Every trades has a bad day from time to time – there is no way around it. The general rule of thumb is to not let a bad day dwindle you’re the profits you would make on a normal day. For example, if your average winning day ends with a $700 net profit, do not waste $800 trying to get out of the bad trade – the better approach is to focus solely on damage control.
Admittedly, a big loss can cause a storm of inner emotions, from anger, confusion, frustration, fear and self-hate – this is totally natural and no trader with experience will blame yours for it. But your focus should be getting past these feelings as soon as possible and start the next trade with a clear head, with no leftover negative feelings. In this way, your next trades will surely be more profitable.
Understand the Nature of Your Loss
Now that you have (hopefully) prevented any further damages, it is time to figure out the nature of your loss (or losses) in the market. There are two main types of losses:
- Emotional losses. The name is pretty suggestive – these are losses triggered by being overly-emotional, and it includes losses caused by over-trading (spreading your finances too thin in the hopes of hitting too many birds with one stone) or over-confidence in your skills.
- A normal loss. This is caused mainly by statistical issues related to your trading strategy. More specifically, it is caused by a methodological or strategical failure. There is also the fact even if you are trading responsibly and consistently, a certain percentage of your trades will end up in failure. No strategy is 100 % guaranteed to work, so you should not stress on this too much.
Once the dust has settled and you know the damage, it is time to take a step back and asses the situation. Regardless if the loss was small or big, isolated or part of a long stretch of failures, this process is important to go through if you want to learn from your mistakes.
If the situation is the worst possible – outright financial ruin – there is nothing much you can do other than taking a break from trading and returning once your finances are ensured. Do not dip into your savings or take debt to restart your forex career, as this will create enormous pressure that will certainly lead to you making worse and worse decision, creating a vicious circle that is very hard to escape.
Once you have done that, it is time to advance to the next step, more specifically, accepting responsibility. While the temptation to blame the loss on nefarious market schemes and fluctuations may be too hard to resist even for the most seasoned forex veterans, on the long-term, it will cause only bitterness and even lead to overconfidence.
So, accept responsibility and try to figure out what went wrong and what you could have done differently. This will not only reduce the chances of this scenario occurring again, but it is also a healthier process than sucking up the loss and bottling up negative emotions directed at the market and other traders.
Go Back to the Demo
Before cringing at this suggestion, hear us out first – going back to a demo account might not be the biggest of ego boosters, but there is no shame in going back to square one and practicing until you get back into your rhythm. Nobody is saying that you should act like you have no prior experience – because you have tons of it, but it has not worked out for one reason or another. So, the best approach is to go back to a demo account with professional trading terms and good services.

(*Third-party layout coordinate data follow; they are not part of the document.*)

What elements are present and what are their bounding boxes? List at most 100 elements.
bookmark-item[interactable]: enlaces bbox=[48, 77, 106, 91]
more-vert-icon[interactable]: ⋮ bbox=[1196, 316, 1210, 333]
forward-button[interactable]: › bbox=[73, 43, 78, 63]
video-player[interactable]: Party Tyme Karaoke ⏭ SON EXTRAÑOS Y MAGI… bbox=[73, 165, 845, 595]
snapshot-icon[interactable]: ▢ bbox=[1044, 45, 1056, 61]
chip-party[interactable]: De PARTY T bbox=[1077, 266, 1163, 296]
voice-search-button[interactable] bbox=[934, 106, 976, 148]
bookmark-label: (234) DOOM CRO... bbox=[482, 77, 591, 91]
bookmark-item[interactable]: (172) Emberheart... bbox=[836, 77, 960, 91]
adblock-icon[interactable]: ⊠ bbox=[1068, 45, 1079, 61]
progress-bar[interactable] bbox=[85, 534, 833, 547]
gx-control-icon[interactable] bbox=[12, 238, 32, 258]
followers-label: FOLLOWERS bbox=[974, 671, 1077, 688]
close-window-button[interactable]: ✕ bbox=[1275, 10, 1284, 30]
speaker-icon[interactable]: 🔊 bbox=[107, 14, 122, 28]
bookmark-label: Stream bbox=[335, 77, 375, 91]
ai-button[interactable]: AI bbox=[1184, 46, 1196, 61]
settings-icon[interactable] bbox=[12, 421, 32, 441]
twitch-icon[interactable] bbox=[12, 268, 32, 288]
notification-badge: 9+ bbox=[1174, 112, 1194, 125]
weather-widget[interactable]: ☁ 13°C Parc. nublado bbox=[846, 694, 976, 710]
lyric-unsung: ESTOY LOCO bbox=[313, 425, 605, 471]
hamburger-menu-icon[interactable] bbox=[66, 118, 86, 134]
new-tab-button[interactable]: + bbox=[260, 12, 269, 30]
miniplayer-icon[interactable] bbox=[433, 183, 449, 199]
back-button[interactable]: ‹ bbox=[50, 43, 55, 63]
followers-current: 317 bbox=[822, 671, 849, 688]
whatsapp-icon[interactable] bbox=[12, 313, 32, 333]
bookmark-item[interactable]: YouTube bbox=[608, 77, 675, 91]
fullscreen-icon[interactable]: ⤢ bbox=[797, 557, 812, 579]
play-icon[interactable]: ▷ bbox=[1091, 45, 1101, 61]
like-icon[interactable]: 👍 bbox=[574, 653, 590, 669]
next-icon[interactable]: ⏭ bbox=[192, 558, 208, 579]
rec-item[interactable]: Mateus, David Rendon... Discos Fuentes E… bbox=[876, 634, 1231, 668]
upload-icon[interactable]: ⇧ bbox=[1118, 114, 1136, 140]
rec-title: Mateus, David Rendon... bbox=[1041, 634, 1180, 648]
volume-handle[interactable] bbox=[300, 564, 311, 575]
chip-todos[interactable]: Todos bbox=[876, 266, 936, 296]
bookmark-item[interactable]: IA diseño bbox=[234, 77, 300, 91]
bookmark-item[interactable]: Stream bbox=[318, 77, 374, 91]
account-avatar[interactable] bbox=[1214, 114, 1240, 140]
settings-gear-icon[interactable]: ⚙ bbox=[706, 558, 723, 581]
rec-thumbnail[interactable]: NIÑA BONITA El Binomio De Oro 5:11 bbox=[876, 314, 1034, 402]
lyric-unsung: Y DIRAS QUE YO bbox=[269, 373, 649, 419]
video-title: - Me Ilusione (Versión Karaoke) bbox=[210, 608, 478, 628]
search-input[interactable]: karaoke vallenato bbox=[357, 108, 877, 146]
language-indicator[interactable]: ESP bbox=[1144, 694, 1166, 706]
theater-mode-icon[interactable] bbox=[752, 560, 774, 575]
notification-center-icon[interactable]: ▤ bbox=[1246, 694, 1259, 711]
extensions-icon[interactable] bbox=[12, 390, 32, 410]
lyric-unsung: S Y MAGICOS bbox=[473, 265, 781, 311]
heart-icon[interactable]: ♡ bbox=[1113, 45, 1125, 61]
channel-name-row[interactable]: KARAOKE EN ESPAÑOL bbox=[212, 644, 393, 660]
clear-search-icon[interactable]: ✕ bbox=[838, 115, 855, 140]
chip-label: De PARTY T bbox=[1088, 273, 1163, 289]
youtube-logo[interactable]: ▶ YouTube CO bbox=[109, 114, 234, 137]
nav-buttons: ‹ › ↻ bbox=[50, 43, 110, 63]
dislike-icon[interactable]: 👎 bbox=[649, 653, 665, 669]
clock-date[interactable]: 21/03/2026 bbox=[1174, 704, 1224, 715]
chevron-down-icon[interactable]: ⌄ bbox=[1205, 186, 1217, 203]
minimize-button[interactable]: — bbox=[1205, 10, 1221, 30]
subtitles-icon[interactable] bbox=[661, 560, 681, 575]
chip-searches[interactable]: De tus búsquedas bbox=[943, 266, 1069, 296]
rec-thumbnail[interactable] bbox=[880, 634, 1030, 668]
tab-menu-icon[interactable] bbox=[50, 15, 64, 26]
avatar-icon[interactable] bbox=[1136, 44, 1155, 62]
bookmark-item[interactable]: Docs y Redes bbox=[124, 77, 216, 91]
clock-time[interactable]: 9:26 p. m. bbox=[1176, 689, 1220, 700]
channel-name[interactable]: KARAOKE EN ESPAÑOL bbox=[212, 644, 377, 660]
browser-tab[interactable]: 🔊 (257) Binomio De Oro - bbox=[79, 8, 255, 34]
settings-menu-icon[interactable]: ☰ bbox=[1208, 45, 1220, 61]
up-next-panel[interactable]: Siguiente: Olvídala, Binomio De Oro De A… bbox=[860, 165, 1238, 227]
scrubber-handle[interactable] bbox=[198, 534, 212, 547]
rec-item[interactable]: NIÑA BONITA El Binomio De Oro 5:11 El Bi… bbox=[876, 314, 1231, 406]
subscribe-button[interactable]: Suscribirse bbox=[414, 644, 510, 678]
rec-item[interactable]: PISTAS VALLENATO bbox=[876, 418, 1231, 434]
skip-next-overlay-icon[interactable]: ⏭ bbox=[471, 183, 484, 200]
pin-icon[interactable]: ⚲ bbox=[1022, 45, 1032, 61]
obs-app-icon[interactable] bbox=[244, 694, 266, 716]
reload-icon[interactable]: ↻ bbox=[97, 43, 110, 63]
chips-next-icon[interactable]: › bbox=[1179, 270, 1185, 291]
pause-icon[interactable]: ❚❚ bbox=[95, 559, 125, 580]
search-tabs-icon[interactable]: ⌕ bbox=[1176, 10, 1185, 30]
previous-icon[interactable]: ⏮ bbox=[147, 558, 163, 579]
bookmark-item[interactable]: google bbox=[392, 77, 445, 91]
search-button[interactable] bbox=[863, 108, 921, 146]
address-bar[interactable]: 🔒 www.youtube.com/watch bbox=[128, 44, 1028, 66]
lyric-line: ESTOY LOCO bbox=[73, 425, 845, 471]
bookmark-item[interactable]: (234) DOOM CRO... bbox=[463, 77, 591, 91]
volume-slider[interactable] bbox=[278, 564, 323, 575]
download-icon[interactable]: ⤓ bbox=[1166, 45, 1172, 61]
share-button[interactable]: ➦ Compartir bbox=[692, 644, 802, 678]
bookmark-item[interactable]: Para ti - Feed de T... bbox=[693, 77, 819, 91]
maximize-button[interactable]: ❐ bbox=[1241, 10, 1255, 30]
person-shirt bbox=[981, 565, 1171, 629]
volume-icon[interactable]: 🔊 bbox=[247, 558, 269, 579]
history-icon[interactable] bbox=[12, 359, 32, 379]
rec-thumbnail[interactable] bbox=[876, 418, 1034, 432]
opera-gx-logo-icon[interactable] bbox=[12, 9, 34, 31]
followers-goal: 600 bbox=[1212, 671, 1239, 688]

The one thing you have to remember is that the market will always give you the occasional kick in the head, no matter how experienced you are. Even the pros are not protected from this happening. However, the difference between a pro and a rookie that goes through a streak of losses is that the veteran knows that they have to build back their confidence and hone their skills before making a full return to the market.
Focus on What Made you Successful in the First Place
If you have been trading in the forex market for long enough, you have certainly had your fair share of wins. The course of your typical forex trader is almost an archetype – when you started out, you were likely cocky, but as the market realities unraveled themselves, you have learned how to build healthy confidence and honed your strategies accordingly.
This feeling of healthy confidence is obtained by taking on difficult tasks with no absurd expectations, and getting better at doing those tasks, not necessarily accomplishing them. Confidence comes as the positive results of our hard-work start showing.
So, after a big loss, you should take a step back on focus on your trading plan, and figure out what made it successful, and what elements caused it to fail this time around. Plus, try to see the full side of the glass – a string of wins can make us feel lazy. A big loss can be a serious wake-up call, and more often than not the only thing that incentivizes traders to get better.
Experiencing your first big forex loss or a string of failures can be tough, but anybody can bounce back with a little dedication as self-restraint. If you find yourself in this situation, try to focus less on blaming the market or other people and more on retracing your steps, making adjustments to your strategy and keeping your emotions in check. Do this, and you will build back your confidence and finances sooner rather than later.